- Born: John Forrester-Clack Wales
- Known for: Painting, drawing, contemporary art
- Awards: 2009 Capital Chemist Art Prize (formerly the Brindabella Art Prize) 2011, 2012 Dobell Prize Finalist
- Website: John Forrester-Clack

= John Forrester-Clack =

Australian artist

John Forrester-Clack is an Australian artist who won the 2009 Capital Chemist Art Prize (formerly the Brindabella Art Prize) and was a finalist in the 2011 and 2012 Dobell Prize.
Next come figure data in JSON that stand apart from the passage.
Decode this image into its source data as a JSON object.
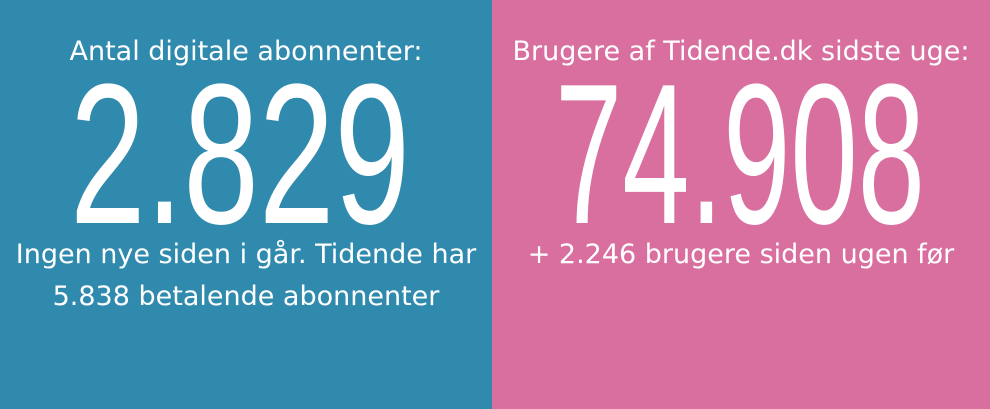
{
  "panels": [
    {
      "label": "Antal digitale abonnenter:",
      "value": "2.829",
      "note_lines": [
        "Ingen nye siden i går. Tidende har",
        "5.838 betalende abonnenter"
      ]
    },
    {
      "label": "Brugere af Tidende.dk sidste uge:",
      "value": "74.908",
      "note_lines": [
        "+ 2.246 brugere siden ugen før"
      ]
    }
  ]
}
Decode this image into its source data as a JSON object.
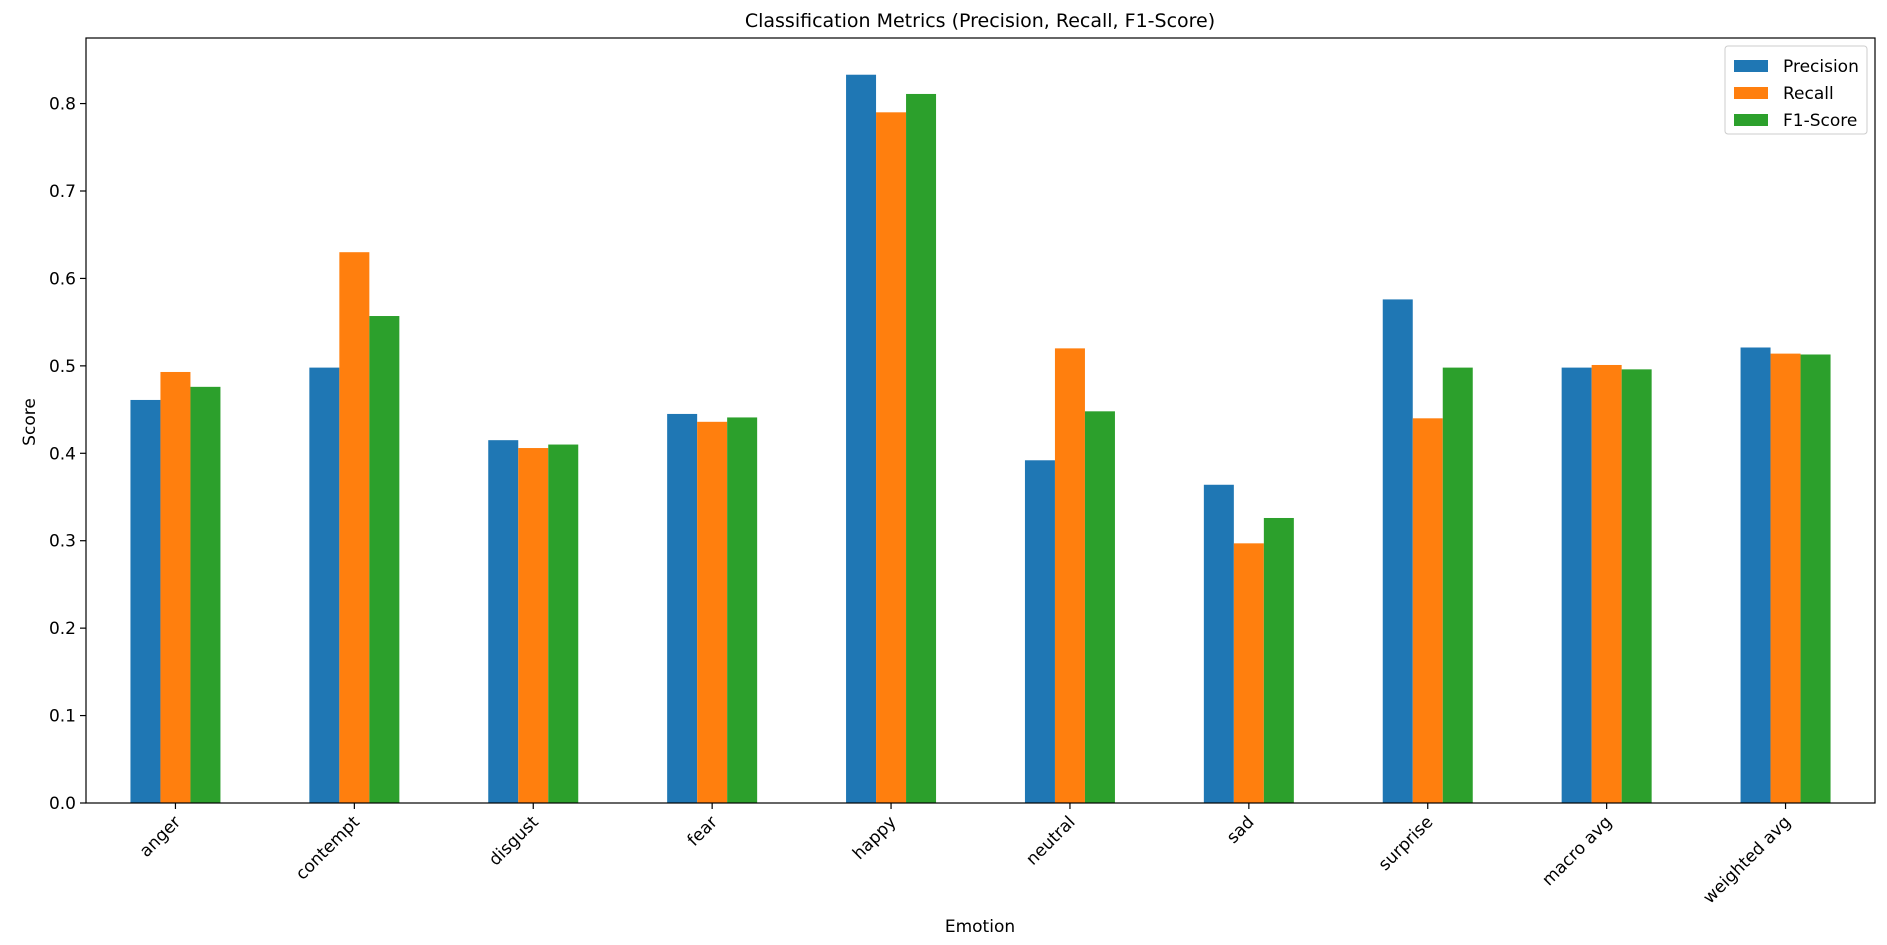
{
  "chart_data": {
    "type": "bar",
    "title": "Classification Metrics (Precision, Recall, F1-Score)",
    "xlabel": "Emotion",
    "ylabel": "Score",
    "ylim": [
      0,
      0.875
    ],
    "yticks": [
      "0.0",
      "0.1",
      "0.2",
      "0.3",
      "0.4",
      "0.5",
      "0.6",
      "0.7",
      "0.8"
    ],
    "grid": false,
    "legend_position": "top-right",
    "categories": [
      "anger",
      "contempt",
      "disgust",
      "fear",
      "happy",
      "neutral",
      "sad",
      "surprise",
      "macro avg",
      "weighted avg"
    ],
    "series": [
      {
        "name": "Precision",
        "color": "#1f77b4",
        "values": [
          0.461,
          0.498,
          0.415,
          0.445,
          0.833,
          0.392,
          0.364,
          0.576,
          0.498,
          0.521
        ]
      },
      {
        "name": "Recall",
        "color": "#ff7f0e",
        "values": [
          0.493,
          0.63,
          0.406,
          0.436,
          0.79,
          0.52,
          0.297,
          0.44,
          0.501,
          0.514
        ]
      },
      {
        "name": "F1-Score",
        "color": "#2ca02c",
        "values": [
          0.476,
          0.557,
          0.41,
          0.441,
          0.811,
          0.448,
          0.326,
          0.498,
          0.496,
          0.513
        ]
      }
    ]
  }
}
Clack's signature is the sign of the cross plus the word Amen, sometimes accompanied by a small heart-shaped emblem. He is best known for his portraits of the human head.

==Biography==

John Forrester-Clack was born in Wales. He graduated with a Master of Arts at the Royal College of Art in 1986. He then moved to Australia, in the small hamlet of Gundaroo on the outskirts of Canberra, where he set up his studio and teaches drawing at the Australian National University School of Art.

==Awards and prizes==

The painting 'Dan 'the green' Knight' won the Capital Chemist Art Prize (formerly the Brindabella Art Prize) in 2009 and his 'Head' drawings were finalists in the Dobell Prize in 2011 and 2012.

==Collections==

Notable works in collections include the drawings 'Born of the Spirit', 'Hurt' and 'The Man of Prayer' that were acquired in 2001 by Garry Shead and the Trustees of the public Kedumba Collection of Australian Drawings.